The creative class thought it was immune. That was cute.
Today’s AI can generate ad copy, legal contracts, UI mockups, marketing strategies, product descriptions, and even rough film scripts. As a result, designers are becoming AI supervisors, writers are becoming prompt engineers, and producers are becoming editors of machine-generated content.
Seth Carpenter, global chief economist at Morgan Stanley, put the financial implications in stark terms: “Current generative AI technologies could affect as much as a quarter of the occupations that exist today…with associated labour costs that could reach at most $2.1 trillion.”
That’s the price tag of creative obsolescence.
There Will Be New Jobs—But Not for Everyone
The World Economic Forum tries to paint a rosier picture. Their Future of Jobs report predicts that 92 million jobs will be displaced by 2030, followed by 170 million new ones created, for a net gain of 78 million. The catch? These “new jobs” look nothing like the old ones.

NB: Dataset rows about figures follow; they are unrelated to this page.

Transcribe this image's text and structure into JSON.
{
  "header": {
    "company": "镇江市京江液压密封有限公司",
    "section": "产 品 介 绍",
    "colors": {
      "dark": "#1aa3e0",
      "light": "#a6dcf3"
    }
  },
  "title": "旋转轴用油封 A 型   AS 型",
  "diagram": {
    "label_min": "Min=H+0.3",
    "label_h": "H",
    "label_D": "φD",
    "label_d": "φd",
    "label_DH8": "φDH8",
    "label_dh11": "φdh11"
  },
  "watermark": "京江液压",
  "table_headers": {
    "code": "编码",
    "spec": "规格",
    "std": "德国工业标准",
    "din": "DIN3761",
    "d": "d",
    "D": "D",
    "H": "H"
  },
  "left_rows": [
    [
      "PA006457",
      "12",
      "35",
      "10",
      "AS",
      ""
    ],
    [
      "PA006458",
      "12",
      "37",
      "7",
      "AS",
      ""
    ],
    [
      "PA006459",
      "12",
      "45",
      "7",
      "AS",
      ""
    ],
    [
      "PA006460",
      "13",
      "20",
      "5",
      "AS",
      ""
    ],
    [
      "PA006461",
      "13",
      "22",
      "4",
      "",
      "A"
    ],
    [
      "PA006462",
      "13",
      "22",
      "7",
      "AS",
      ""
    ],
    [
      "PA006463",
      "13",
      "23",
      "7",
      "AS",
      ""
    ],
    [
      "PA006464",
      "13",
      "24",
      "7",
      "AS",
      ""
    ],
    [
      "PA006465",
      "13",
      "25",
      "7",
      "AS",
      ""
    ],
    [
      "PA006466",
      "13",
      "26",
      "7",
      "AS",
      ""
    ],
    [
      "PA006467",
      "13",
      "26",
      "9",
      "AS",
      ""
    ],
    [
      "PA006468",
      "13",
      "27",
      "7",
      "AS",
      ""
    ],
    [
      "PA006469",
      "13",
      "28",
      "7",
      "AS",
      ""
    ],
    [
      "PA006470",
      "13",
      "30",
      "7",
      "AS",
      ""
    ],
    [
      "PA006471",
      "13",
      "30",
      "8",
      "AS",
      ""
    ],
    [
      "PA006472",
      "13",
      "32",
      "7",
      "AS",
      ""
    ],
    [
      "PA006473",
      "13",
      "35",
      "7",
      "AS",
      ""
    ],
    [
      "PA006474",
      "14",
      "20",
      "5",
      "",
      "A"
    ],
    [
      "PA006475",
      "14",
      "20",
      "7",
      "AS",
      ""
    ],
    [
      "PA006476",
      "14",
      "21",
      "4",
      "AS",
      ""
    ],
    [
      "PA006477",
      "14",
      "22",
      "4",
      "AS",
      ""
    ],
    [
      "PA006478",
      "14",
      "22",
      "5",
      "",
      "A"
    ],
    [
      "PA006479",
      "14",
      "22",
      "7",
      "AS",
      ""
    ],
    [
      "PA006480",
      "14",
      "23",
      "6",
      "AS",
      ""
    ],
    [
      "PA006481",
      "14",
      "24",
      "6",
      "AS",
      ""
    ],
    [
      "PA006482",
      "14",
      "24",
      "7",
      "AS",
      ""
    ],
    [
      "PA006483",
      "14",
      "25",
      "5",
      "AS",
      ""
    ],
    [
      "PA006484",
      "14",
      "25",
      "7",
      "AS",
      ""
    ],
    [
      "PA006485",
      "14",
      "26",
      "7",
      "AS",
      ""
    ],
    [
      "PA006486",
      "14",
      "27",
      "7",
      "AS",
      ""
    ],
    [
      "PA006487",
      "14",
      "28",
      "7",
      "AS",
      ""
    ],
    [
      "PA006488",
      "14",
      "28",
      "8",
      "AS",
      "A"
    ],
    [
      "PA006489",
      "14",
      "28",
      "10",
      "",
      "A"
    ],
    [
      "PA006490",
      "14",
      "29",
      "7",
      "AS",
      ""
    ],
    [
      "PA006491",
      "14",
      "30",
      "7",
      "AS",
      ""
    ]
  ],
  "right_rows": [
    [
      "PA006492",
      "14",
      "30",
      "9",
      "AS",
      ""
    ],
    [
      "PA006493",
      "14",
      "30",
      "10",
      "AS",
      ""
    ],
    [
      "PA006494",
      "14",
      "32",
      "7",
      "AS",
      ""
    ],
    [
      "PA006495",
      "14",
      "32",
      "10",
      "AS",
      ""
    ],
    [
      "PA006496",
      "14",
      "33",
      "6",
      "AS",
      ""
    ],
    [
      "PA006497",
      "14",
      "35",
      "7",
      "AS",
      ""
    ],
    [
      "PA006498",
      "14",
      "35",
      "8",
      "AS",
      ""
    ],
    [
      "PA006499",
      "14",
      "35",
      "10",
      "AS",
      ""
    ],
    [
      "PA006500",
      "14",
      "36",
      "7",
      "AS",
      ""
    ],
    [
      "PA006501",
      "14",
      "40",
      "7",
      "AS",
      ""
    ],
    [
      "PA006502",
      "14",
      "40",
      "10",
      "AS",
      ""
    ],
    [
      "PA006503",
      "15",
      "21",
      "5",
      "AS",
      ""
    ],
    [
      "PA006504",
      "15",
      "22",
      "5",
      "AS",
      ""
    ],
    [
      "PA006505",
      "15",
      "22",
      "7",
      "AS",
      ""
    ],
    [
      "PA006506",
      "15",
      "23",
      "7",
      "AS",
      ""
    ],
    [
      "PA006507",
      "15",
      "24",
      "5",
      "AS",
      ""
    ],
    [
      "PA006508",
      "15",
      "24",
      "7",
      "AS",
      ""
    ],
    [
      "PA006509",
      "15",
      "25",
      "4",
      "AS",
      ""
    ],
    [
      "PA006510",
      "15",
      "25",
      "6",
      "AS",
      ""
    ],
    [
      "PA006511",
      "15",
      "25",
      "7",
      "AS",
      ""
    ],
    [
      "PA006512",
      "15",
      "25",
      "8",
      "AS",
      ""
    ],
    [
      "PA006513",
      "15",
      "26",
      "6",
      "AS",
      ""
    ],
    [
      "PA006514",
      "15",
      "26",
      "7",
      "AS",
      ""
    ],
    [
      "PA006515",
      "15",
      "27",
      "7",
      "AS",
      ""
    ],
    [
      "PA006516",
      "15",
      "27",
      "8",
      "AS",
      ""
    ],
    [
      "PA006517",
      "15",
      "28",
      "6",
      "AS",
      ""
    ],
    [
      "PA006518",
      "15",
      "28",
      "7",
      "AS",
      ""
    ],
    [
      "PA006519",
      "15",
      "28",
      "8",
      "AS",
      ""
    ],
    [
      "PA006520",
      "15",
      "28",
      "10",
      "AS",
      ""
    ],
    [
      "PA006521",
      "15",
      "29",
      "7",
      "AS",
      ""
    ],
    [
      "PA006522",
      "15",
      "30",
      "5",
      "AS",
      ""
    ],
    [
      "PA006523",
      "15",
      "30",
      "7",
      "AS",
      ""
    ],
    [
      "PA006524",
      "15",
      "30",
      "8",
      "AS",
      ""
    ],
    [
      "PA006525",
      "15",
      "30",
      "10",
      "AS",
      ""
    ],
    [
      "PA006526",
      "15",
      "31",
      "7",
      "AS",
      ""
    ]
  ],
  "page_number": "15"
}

Even access to AI isn’t equal. Children in private schools are three times more likely to use generative AI tools than those in public schools. This is the beginning of an AI fluency divide that will mirror, and possibly magnify, every other form of educational inequality.
To be fair, not everyone is sounding the alarm. Elon Musk, for instance, calls AI
the “most powerful tool for creativity that has ever been created”. According to him, it can potentially unleash a new era of human innovation.” In contrast, Sam Altman sounded an alarm on the nature of jobs of the future.
“We need to face the reality that mass job elimination is coming,” Amodei said. However, the generation of generative AI isn’t worried about whether AI will steal their jobs. They’re worried because AI is making sure they never get one in the first place.